The Fund’s intentional mandatory design was meant to ensure consistent, predictable, and expanded resources for prevention and public health that are not always politically viable in the annual appropriations process, where public health and prevention programs compete against other priorities.
The Fund’s statute is broad and authorizes use of funds for a number of activities and grant programs:
The Secretary shall transfer amounts in the Fund to accounts within the Department of Health and Human Services to increase funding, over the fiscal year 2008 level, for programs authorized by the Public Health Service Act [42 U.S.C. 201 et seq.], for prevention, wellness, and public health activities including prevention research, health screenings, and initiatives, such as the Community Transformation grant program, the Education and Outreach Campaign Regarding Preventive Benefits, and immunization programs.

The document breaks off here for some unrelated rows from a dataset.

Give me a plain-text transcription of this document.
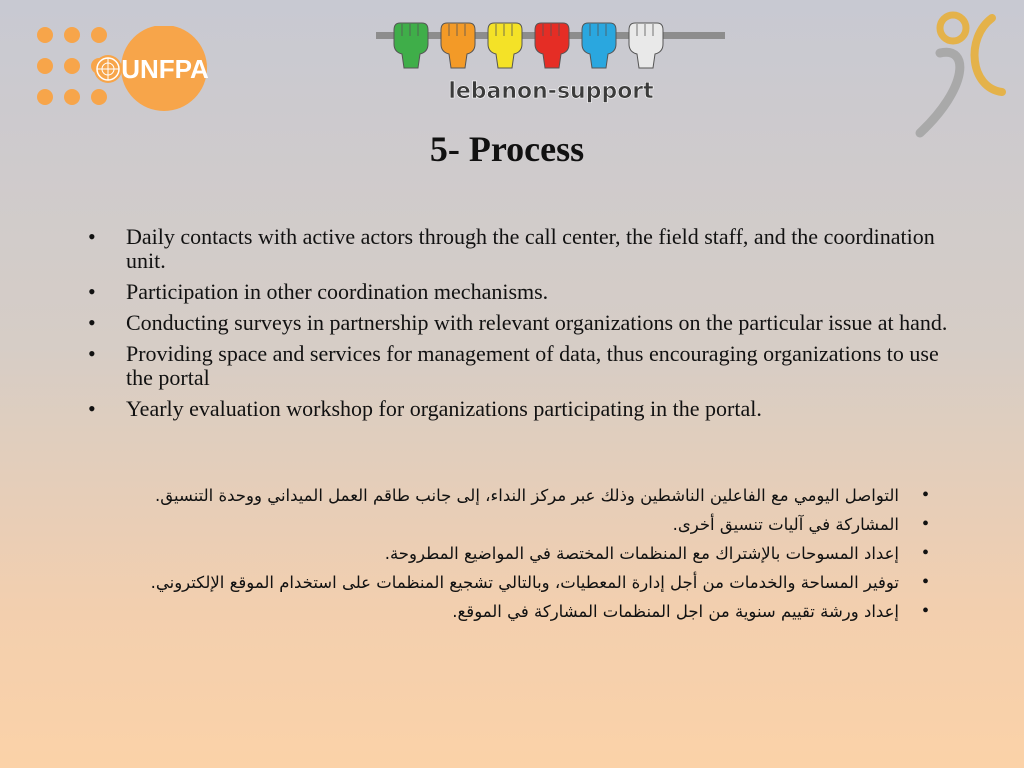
UNFPA
lebanon-support
5- Process
• Daily contacts with active actors through the call center, the field staff, and the coordination unit.
• Participation in other coordination mechanisms.
• Conducting surveys in partnership with relevant organizations on the particular issue at hand.
• Providing space and services for management of data, thus encouraging organizations to use the portal
• Yearly evaluation workshop for organizations participating in the portal.
•
التواصل اليومي مع الفاعلين الناشطين وذلك عبر مركز النداء، إلى جانب طاقم العمل الميداني ووحدة التنسيق.
•
المشاركة في آليات تنسيق أخرى.
•
إعداد المسوحات بالإشتراك مع المنظمات المختصة في المواضيع المطروحة.
•
توفير المساحة والخدمات من أجل إدارة المعطيات، وبالتالي تشجيع المنظمات على استخدام الموقع الإلكتروني.
•
إعداد ورشة تقييم سنوية من اجل المنظمات المشاركة في الموقع.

But nowhere in the statute does it say that the President or Congress cannot redirect the Fund’s money for some other purpose. And that is what has happened.
Redirecting the Fund’s cash for some other purpose would not be, per se, a bad thing as long as the new purpose advanced public health. However, political expediency, partisan grandstanding, the republican-led 63 attempts to repeal the ACA, the law that established and governs the Fund, have done damage. For example, in February 2012, Congress passed and President Obama signed legislation to cut the Fund by $6.25 billion over 9 years (FY2013 to FY2021) to correct the Medicare sustainable growth rate and prevent cuts to physician services in the Medicare program (known as the “doc fix”). To believe these measures actually advanced our Public Health System is to believe pigs really can fly.
A less controversial move that still violated the Fund’s legislative intent happened in FY2013, when Republicans, who controlled the House of Representatives, refused to appropriate funding for ACA enrollment activities. In response, the Obama administration used the Fund’s money to do that.
As congressional partisanship deepened in the following years, Republicans began to question the Fund as government overreach, calling it the “Obama slush fund.” In 2017, the Republican-led House passed the American Health Care Act of 2017, which would have cut the Fund by $1 billion. It was defeated in the Senate, but it exemplifies the rancor in the Halls of Congress.
A government’s first duty is to protect the safety of its citizens. The arrival of COVID-19, laying bare our still woeful Public Health System, showed us we were unprepared to address that sacred duty, and more than 800,000 of us have died to prove the point.
We could have done so much better.
* These are 2019 numbers, the latest year the OECD is reporting as of this writing. According to the CDC, U.S. life expectancy dropped to 77 years in 2020, which is partly due to 385,441 deaths due to COVID-19 in 2020. We can expect a continued drop in life expectancy being reported for 2021, as COVID deaths in that year totaled 435,755.